Vexations Reimagined 2020  

(15 minutes)

In response to Kathy Hinde's Vexing Responses (alongside her Vexations Livestream), I reimagined Erik Satie's piece as if all 840 cycles are played (almost) simultaneously. Featuring Kathy Hinde playing the piano.

Tidal Iterations 2019  

(24 minutes)

These pieces were written in relation to the tidal movements in an estuary. Ideas of reiteration and superimposition are explored by way of using a single melodic motif and placing it in different relationships in terms of pitch and time to reflect the changes in flow, direction and height in regards to the tides.

Initially written as a string quartet, then for clarinet, piano and cello (Plus/Minus) and for medium sized ensemble. I am currently writing an iteration for solo viola.

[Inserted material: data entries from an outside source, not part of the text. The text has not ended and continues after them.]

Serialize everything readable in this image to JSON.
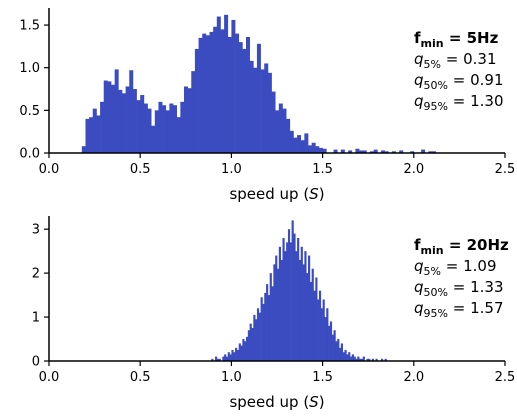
{
  "chart_data": [
    {
      "type": "histogram",
      "color": "#3b4cc0",
      "xlabel_prefix": "speed up (",
      "xlabel_var": "S",
      "xlabel_suffix": ")",
      "xlim": [
        0.0,
        2.5
      ],
      "ylim": [
        0.0,
        1.7
      ],
      "xticks": [
        "0.0",
        "0.5",
        "1.0",
        "1.5",
        "2.0",
        "2.5"
      ],
      "xtick_values": [
        0.0,
        0.5,
        1.0,
        1.5,
        2.0,
        2.5
      ],
      "yticks": [
        "0.0",
        "0.5",
        "1.0",
        "1.5"
      ],
      "ytick_values": [
        0.0,
        0.5,
        1.0,
        1.5
      ],
      "bin_start": 0.18,
      "bin_width": 0.02,
      "values": [
        0.08,
        0.4,
        0.42,
        0.52,
        0.44,
        0.6,
        0.85,
        0.84,
        0.8,
        0.98,
        0.74,
        0.7,
        0.78,
        0.97,
        0.75,
        0.62,
        0.68,
        0.58,
        0.52,
        0.32,
        0.5,
        0.6,
        0.56,
        0.5,
        0.58,
        0.56,
        0.42,
        0.6,
        0.78,
        0.76,
        0.96,
        1.22,
        1.35,
        1.4,
        1.38,
        1.42,
        1.48,
        1.6,
        1.45,
        1.62,
        1.36,
        1.56,
        1.4,
        1.3,
        1.22,
        1.36,
        1.08,
        1.0,
        1.28,
        0.98,
        1.05,
        0.94,
        0.72,
        0.5,
        0.58,
        0.52,
        0.4,
        0.26,
        0.18,
        0.21,
        0.15,
        0.23,
        0.09,
        0.12,
        0.08,
        0.06,
        0.05,
        0,
        0,
        0.04,
        0,
        0.04,
        0,
        0.03,
        0,
        0.05,
        0.03,
        0.03,
        0,
        0.02,
        0.04,
        0,
        0.03,
        0.02,
        0,
        0.02,
        0,
        0.03,
        0,
        0,
        0.02,
        0,
        0,
        0.04,
        0,
        0.02,
        0.02
      ],
      "annotation": {
        "title_main": "f",
        "title_sub": "min",
        "title_tail": " = 5Hz",
        "q5_label": "q",
        "q5_sub": "5%",
        "q5_value": " = 0.31",
        "q50_label": "q",
        "q50_sub": "50%",
        "q50_value": " = 0.91",
        "q95_label": "q",
        "q95_sub": "95%",
        "q95_value": " = 1.30"
      }
    },
    {
      "type": "histogram",
      "color": "#3b4cc0",
      "xlabel_prefix": "speed up (",
      "xlabel_var": "S",
      "xlabel_suffix": ")",
      "xlim": [
        0.0,
        2.5
      ],
      "ylim": [
        0.0,
        3.3
      ],
      "xticks": [
        "0.0",
        "0.5",
        "1.0",
        "1.5",
        "2.0",
        "2.5"
      ],
      "xtick_values": [
        0.0,
        0.5,
        1.0,
        1.5,
        2.0,
        2.5
      ],
      "yticks": [
        "0",
        "1",
        "2",
        "3"
      ],
      "ytick_values": [
        0,
        1,
        2,
        3
      ],
      "bin_start": 0.89,
      "bin_width": 0.01,
      "values": [
        0.05,
        0,
        0.1,
        0.05,
        0.05,
        0,
        0.1,
        0.15,
        0.1,
        0.2,
        0.15,
        0.25,
        0.2,
        0.3,
        0.25,
        0.4,
        0.35,
        0.5,
        0.45,
        0.55,
        0.7,
        0.85,
        0.75,
        1.05,
        0.95,
        1.2,
        1.1,
        1.45,
        1.3,
        1.55,
        1.75,
        1.5,
        2.0,
        1.7,
        2.2,
        2.4,
        2.1,
        2.6,
        2.3,
        2.8,
        2.5,
        2.7,
        3.0,
        2.7,
        3.2,
        2.9,
        2.5,
        2.8,
        2.3,
        2.6,
        2.2,
        2.5,
        2.0,
        2.4,
        1.8,
        2.1,
        1.6,
        1.9,
        1.4,
        1.6,
        1.2,
        1.4,
        1.0,
        1.2,
        0.8,
        0.9,
        0.6,
        0.7,
        0.45,
        0.5,
        0.3,
        0.4,
        0.2,
        0.25,
        0.15,
        0.2,
        0.1,
        0.15,
        0.1,
        0.05,
        0.1,
        0.05,
        0.05,
        0.1,
        0,
        0.05,
        0.05,
        0,
        0.05,
        0,
        0.05,
        0,
        0,
        0.05,
        0,
        0.05
      ],
      "annotation": {
        "title_main": "f",
        "title_sub": "min",
        "title_tail": " = 20Hz",
        "q5_label": "q",
        "q5_sub": "5%",
        "q5_value": " = 1.09",
        "q50_label": "q",
        "q50_sub": "50%",
        "q50_value": " = 1.33",
        "q95_label": "q",
        "q95_sub": "95%",
        "q95_value": " = 1.57"
      }
    }
  ]
}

Tidal Iteration 2 was performed on 6th June 2019 by Plus Minus Ensemble in a workshop at Bath Spa University.

Mark Knoop - piano

Alice Purton - cello

Vicky Wright - clarinet

I have been working on a series of pieces informed by the tides in the Severn estuary. The next piece will essentially be a canon taking information from tide charts from five locations along the estuary, the piece echoes the relative movement of water along the river. The parts which describe the height and flow of the water move in and out of phase with each other. The listener can affect how this phasing is heard as they move between performers and so change the location of the central point of focus.

After Kurtag 2018/9

(4 1/2 minutes)

Written for oboe and brass quartet. Takes the first nine bars from Kurtag's Hommage A Mihaly Andras (1978) for string quartet, using this as a starting point for the piece. Each subsequent cycle contains one bar but the piece is slowed so that each repetition has the same duration.

Coming Up For Air, 2018

Coming Up For Air uses an audio recording of a foetal heart beat to underscore the piece. The audio track gradually slows; not fast enough to immediately notice but enough to realise that the piece has been decelarating. The length of some sections is defined by the length of the clarinetist's breath. Within the duration of the clarinetist' breath, the performers play a melody described by paper hearts which are dropped onto a very large stave on the floor. These hearts have no time value so the melody played takes o a 'fuzzy" line. This contrasts and seperates the tightly written sections in-between. It has been performed in a workshop setting by members of Plus Minus. For piano, cello and clarinet.

Drift, 2018  (7mins)

Drift  in was written in response to the movements and forces of the water changing with the tide in the Severn Estuary. I took the tide charts for the Severn for the week leading up to the performance and laid it out onto a stave for the cello to play.  The pitch range is limited to the G on the second line of the treble clef to the D flat above. I wanted to limit the pitch range of the piece because I wondered whether listeners would somehow start to perceive the range as wider than it was over the course of the performance. I wondered if this limited range and incremental pitch changes would somehow seem to become larger with the range seeming to fill the  listening space of the listener that would normally fit a much wider range. The (in this iteration) flute and voice play a version of the surface disruption of the water.  Bearing in mind that the diminished 5th pitch range has to encompass the almost eleven metres of tidal height change, one can start to imagine how tiny the pitch changes must b to represent ripples on the water surface!!

An electronic sine wave provides the meter of the piece; one cycle which is a minute long represents a day. The piece is seven minutes long, with each minute representing twenty four hours of tidal movement.

This piece has also been performed as an open participation piece at Tidal landscapes at BEEF, Bristol.